Oui, les Palestiniens sont à la fois pessimistes et optimistes. Ils sont pessimistes en se disant, demain ce sera peut-être pire. Parfois optimistes en ayant un espoir qui nous fait croire que nous ne pouvons rester comme cela et que la justice ouvrira les yeux un jour. Mahmoud Darwish a dit autre chose qui est très intéressant en parlant à la fois du peuple israélien et du peuple palestinien, il dit : « Nous sommes comme dans un échange de prisonniers, la vie de l’un dépend de la vie de l’autre. La sécurité de l’un dépend de la sécurité de l’autre ». Quand un jour, chacun comprendra cette réalité, les choses vont s’arranger. Quand Israël parle de la sécurité pour la paix. S’il prenait en considération aussi la sécurité de l’autre et vice versa, le climat serait plus propice à des négociations.

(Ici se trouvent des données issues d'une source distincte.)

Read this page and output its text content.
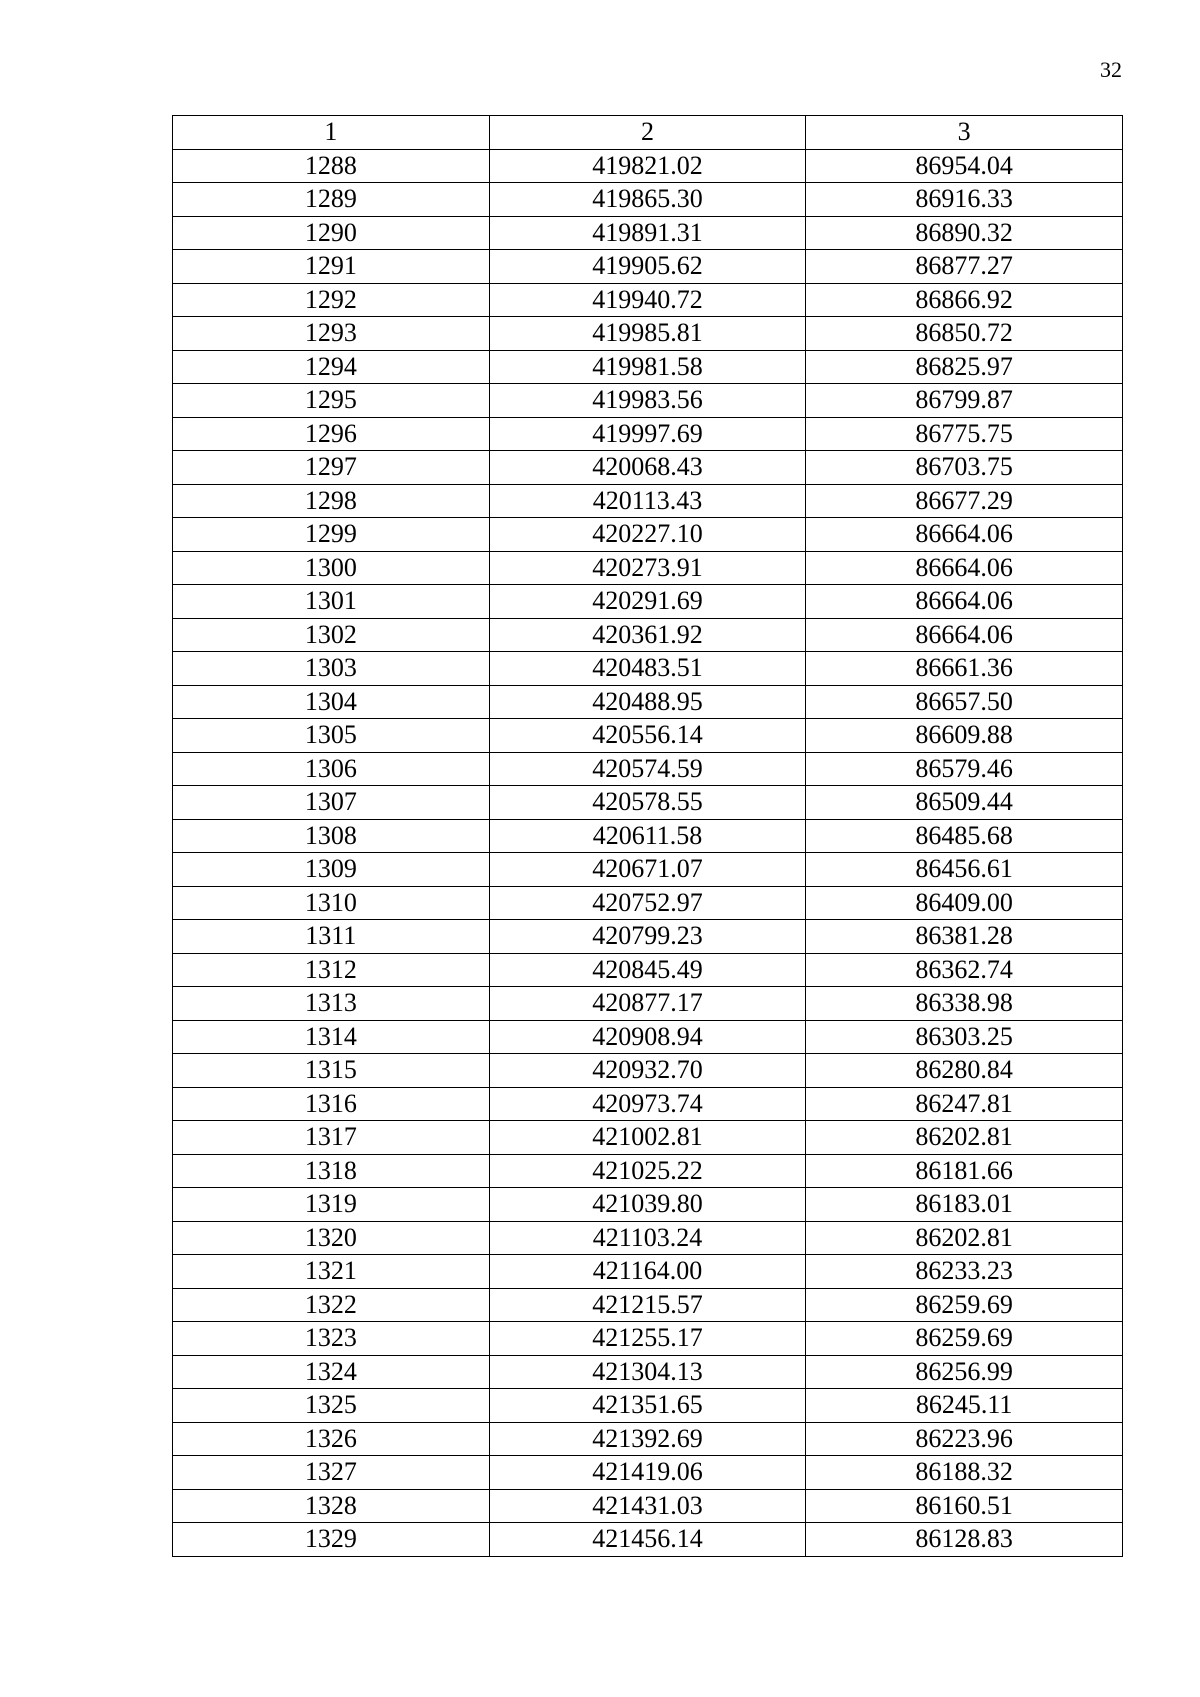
32
1	2	3
1288	419821.02	86954.04
1289	419865.30	86916.33
1290	419891.31	86890.32
1291	419905.62	86877.27
1292	419940.72	86866.92
1293	419985.81	86850.72
1294	419981.58	86825.97
1295	419983.56	86799.87
1296	419997.69	86775.75
1297	420068.43	86703.75
1298	420113.43	86677.29
1299	420227.10	86664.06
1300	420273.91	86664.06
1301	420291.69	86664.06
1302	420361.92	86664.06
1303	420483.51	86661.36
1304	420488.95	86657.50
1305	420556.14	86609.88
1306	420574.59	86579.46
1307	420578.55	86509.44
1308	420611.58	86485.68
1309	420671.07	86456.61
1310	420752.97	86409.00
1311	420799.23	86381.28
1312	420845.49	86362.74
1313	420877.17	86338.98
1314	420908.94	86303.25
1315	420932.70	86280.84
1316	420973.74	86247.81
1317	421002.81	86202.81
1318	421025.22	86181.66
1319	421039.80	86183.01
1320	421103.24	86202.81
1321	421164.00	86233.23
1322	421215.57	86259.69
1323	421255.17	86259.69
1324	421304.13	86256.99
1325	421351.65	86245.11
1326	421392.69	86223.96
1327	421419.06	86188.32
1328	421431.03	86160.51
1329	421456.14	86128.83
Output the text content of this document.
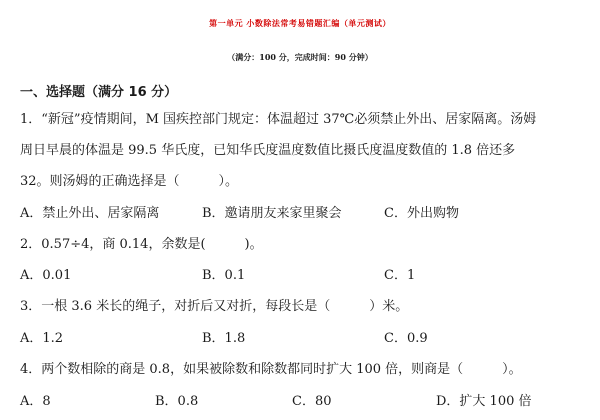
第一单元 小数除法常考易错题汇编（单元测试）
（满分：100 分，完成时间：90 分钟）
一、选择题（满分 16 分）
1．“新冠”疫情期间，M 国疾控部门规定：体温超过 37℃必须禁止外出、居家隔离。汤姆
周日早晨的体温是 99.5 华氏度，已知华氏度温度数值比摄氏度温度数值的 1.8 倍还多
32。则汤姆的正确选择是（　　　）。
A．禁止外出、居家隔离	B．邀请朋友来家里聚会	C．外出购物
2．0.57÷4，商 0.14，余数是(　　　)。
A．0.01	B．0.1	C．1
3．一根 3.6 米长的绳子，对折后又对折，每段长是（　　　）米。
A．1.2	B．1.8	C．0.9
4．两个数相除的商是 0.8，如果被除数和除数都同时扩大 100 倍，则商是（　　　）。
A．8	B．0.8	C．80	D．扩大 100 倍
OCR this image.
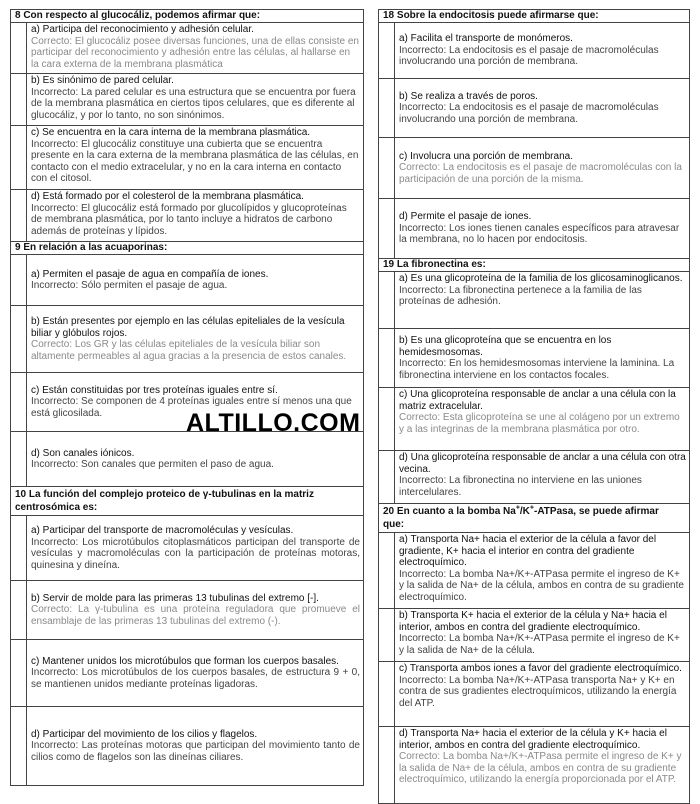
8 Con respecto al glucocáliz, podemos afirmar que:
a) Participa del reconocimiento y adhesión celular.
Correcto: El glucocáliz posee diversas funciones, una de ellas consiste en participar del reconocimiento y adhesión entre las células, al hallarse en la cara externa de la membrana plasmática
b) Es sinónimo de pared celular.
Incorrecto: La pared celular es una estructura que se encuentra por fuera de la membrana plasmática en ciertos tipos celulares, que es diferente al glucocáliz, y por lo tanto, no son sinónimos.
c) Se encuentra en la cara interna de la membrana plasmática.
Incorrecto: El glucocáliz constituye una cubierta que se encuentra presente en la cara externa de la membrana plasmática de las células, en contacto con el medio extracelular, y no en la cara interna en contacto con el citosol.
d) Está formado por el colesterol de la membrana plasmática.
Incorrecto: El glucocáliz está formado por glucolípidos y glucoproteínas de membrana plasmática, por lo tanto incluye a hidratos de carbono además de proteínas y lípidos.
9 En relación a las acuaporinas:
a) Permiten el pasaje de agua en compañía de iones.
Incorrecto: Sólo permiten el pasaje de agua.
b) Están presentes por ejemplo en las células epiteliales de la vesícula biliar y glóbulos rojos.
Correcto: Los GR y las células epiteliales de la vesícula biliar son altamente permeables al agua gracias a la presencia de estos canales.
c) Están constituidas por tres proteínas iguales entre sí.
Incorrecto: Se componen de 4 proteínas iguales entre sí menos una que está glicosilada.
d) Son canales iónicos.
Incorrecto: Son canales que permiten el paso de agua.
10 La función del complejo proteico de γ-tubulinas en la matriz
centrosómica es:
a) Participar del transporte de macromoléculas y vesículas.
Incorrecto: Los microtúbulos citoplasmáticos participan del transporte de vesículas y macromoléculas con la participación de proteínas motoras, quinesina y dineína.
b) Servir de molde para las primeras 13 tubulinas del extremo [-].
Correcto: La γ-tubulina es una proteína reguladora que promueve el ensamblaje de las primeras 13 tubulinas del extremo (-).
c) Mantener unidos los microtúbulos que forman los cuerpos basales.
Incorrecto: Los microtúbulos de los cuerpos basales, de estructura 9 + 0, se mantienen unidos mediante proteínas ligadoras.
d) Participar del movimiento de los cilios y flagelos.
Incorrecto: Las proteínas motoras que participan del movimiento tanto de cilios como de flagelos son las dineínas ciliares.
18 Sobre la endocitosis puede afirmarse que:
a) Facilita el transporte de monómeros.
Incorrecto: La endocitosis es el pasaje de macromoléculas involucrando una porción de membrana.
b) Se realiza a través de poros.
Incorrecto: La endocitosis es el pasaje de macromoléculas involucrando una porción de membrana.
c) Involucra una porción de membrana.
Correcto: La endocitosis es el pasaje de macromoléculas con la participación de una porción de la misma.
d) Permite el pasaje de iones.
Incorrecto: Los iones tienen canales específicos para atravesar la membrana, no lo hacen por endocitosis.
19 La fibronectina es:
a) Es una glicoproteína de la familia de los glicosaminoglicanos.
Incorrecto: La fibronectina pertenece a la familia de las proteínas de adhesión.
b) Es una glicoproteína que se encuentra en los hemidesmosomas.
Incorrecto: En los hemidesmosomas interviene la laminina. La fibronectina interviene en los contactos focales.
c) Una glicoproteína responsable de anclar a una célula con la matriz extracelular.
Correcto: Esta glicoproteína se une al colágeno por un extremo y a las integrinas de la membrana plasmática por otro.
d) Una glicoproteína responsable de anclar a una célula con otra vecina.
Incorrecto: La fibronectina no interviene en las uniones intercelulares.
20 En cuanto a la bomba Na+/K+-ATPasa, se puede afirmar
que:
a) Transporta Na+ hacia el exterior de la célula a favor del gradiente, K+ hacia el interior en contra del gradiente electroquímico.
Incorrecto: La bomba Na+/K+-ATPasa permite el ingreso de K+ y la salida de Na+ de la célula, ambos en contra de su gradiente electroquímico.
b) Transporta K+ hacia el exterior de la célula y Na+ hacia el interior, ambos en contra del gradiente electroquímico.
Incorrecto: La bomba Na+/K+-ATPasa permite el ingreso de K+ y la salida de Na+ de la célula.
c) Transporta ambos iones a favor del gradiente electroquímico.
Incorrecto: La bomba Na+/K+-ATPasa transporta Na+ y K+ en contra de sus gradientes electroquímicos, utilizando la energía del ATP.
d) Transporta Na+ hacia el exterior de la célula y K+ hacia el interior, ambos en contra del gradiente electroquímico.
Correcto: La bomba Na+/K+-ATPasa permite el ingreso de K+ y la salida de Na+ de la célula, ambos en contra de su gradiente electroquímico, utilizando la energía proporcionada por el ATP.
ALTILLO.COM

Si vous aviez un message à faire passer au nom du peuple palestinien, que nous adresseriez-vous ?

Je pense qu’il faut mettre l’accent sur la résistance civile. Dans la même ligne de pensée que Nelson Mandela, parler des droits de l’Homme. Nous voulons vivre ensemble, mais nous voulons bénéficier des mêmes droits. Un tel message est incontestable. Personne ne peut mettre en cause une requête pareille. On peut mettre en cause une résistance violente, on peut être critique face à certains actes qui sont violents, mais un message civil, pacifique, légitime comme celui-ci pourra mieux être entendu. J’en suis convaincu. Il aura plus d’impact sur la scène internationale.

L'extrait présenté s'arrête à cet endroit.